A pochi minuti dall'inizio di Milan-Cagliari, partita che chiude la stagione del club rossonero, Paolo Maldini ha fatto il punto sulla situazione legata a Zlatan Ibrahimovic: "Abbiamo costruito qualcosa in questa stagione, che deve avere continuità. Vogliamo proseguire sulle basi che abbiamo creato e Zlatan è parte di questo progetto. Non sarà una trattativa facile, ma c’è l’intenzione di proseguire con lui – ha spiegato il dirigente milanista a Sky – Un altro attaccante? Con Ibra ci sentiamo a posto. Abbiamo Rebic, Leao, abbiamo tanti ragazzi giovani che, con Ibra, possono fare una crescita esponenziale. Questa è la nostra idea".

Il futuro del Milan

Durante l'intervista rilasciata a San Siro, Maldini ha anche commentato le difficoltà dell'ultimo periodo: "Quando si occupa un posto dirigenziale si adatta il carattere alle esigenze del ruolo. La pazienza deve essere alla base del calcio. Tutti vogliono risultati, soprattutto se sei al Milan. Cosa c’è bisogno? La qualità è quella cosa che ti fa ottenere risultati più facilmente. Abbiamo una maglia che pesa e i giocatori devono essere valutati non solo per le doti tecniche, ma anche per la personalità. Il lockdown, forse, ha fatto sbloccare diversi giocatori.
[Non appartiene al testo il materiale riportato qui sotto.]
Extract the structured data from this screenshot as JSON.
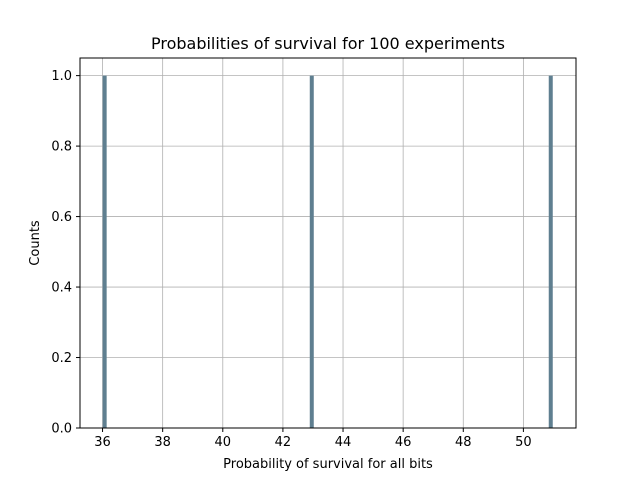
{
  "chart_data": {
    "type": "bar",
    "title": "Probabilities of survival for 100 experiments",
    "xlabel": "Probability of survival for all bits",
    "ylabel": "Counts",
    "xlim": [
      35.25,
      51.75
    ],
    "ylim": [
      0,
      1.05
    ],
    "xticks": [
      36,
      38,
      40,
      42,
      44,
      46,
      48,
      50
    ],
    "xtick_labels": [
      "36",
      "38",
      "40",
      "42",
      "44",
      "46",
      "48",
      "50"
    ],
    "yticks": [
      0.0,
      0.2,
      0.4,
      0.6,
      0.8,
      1.0
    ],
    "ytick_labels": [
      "0.0",
      "0.2",
      "0.4",
      "0.6",
      "0.8",
      "1.0"
    ],
    "grid": true,
    "bar_color": "#5f7f90",
    "bars": [
      {
        "x": 36.07,
        "value": 1.0
      },
      {
        "x": 42.96,
        "value": 1.0
      },
      {
        "x": 50.91,
        "value": 1.0
      }
    ]
  }
}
Ma la crescita è iniziata prima del lockdown".

Il mercato rossonero

"Una delle condizioni per rimanere in un gruppo di lavoro, è condividere i progetti. C’è unità, altrimenti non sarei qua", ha aggiunto Maldini. L'ex capitano è poi tornato a parlare di mercato, dopo che nelle ultime ore al progrtto rossonero sono stati accostati diversi giocatori. Tra questi anche il difensore Aurier: "Abbiamo parlato con il suo agente lo scorso anno. Pensiamo a finir bene la stagione, poi in queste tre settimane dobbiamo operare sul mercato".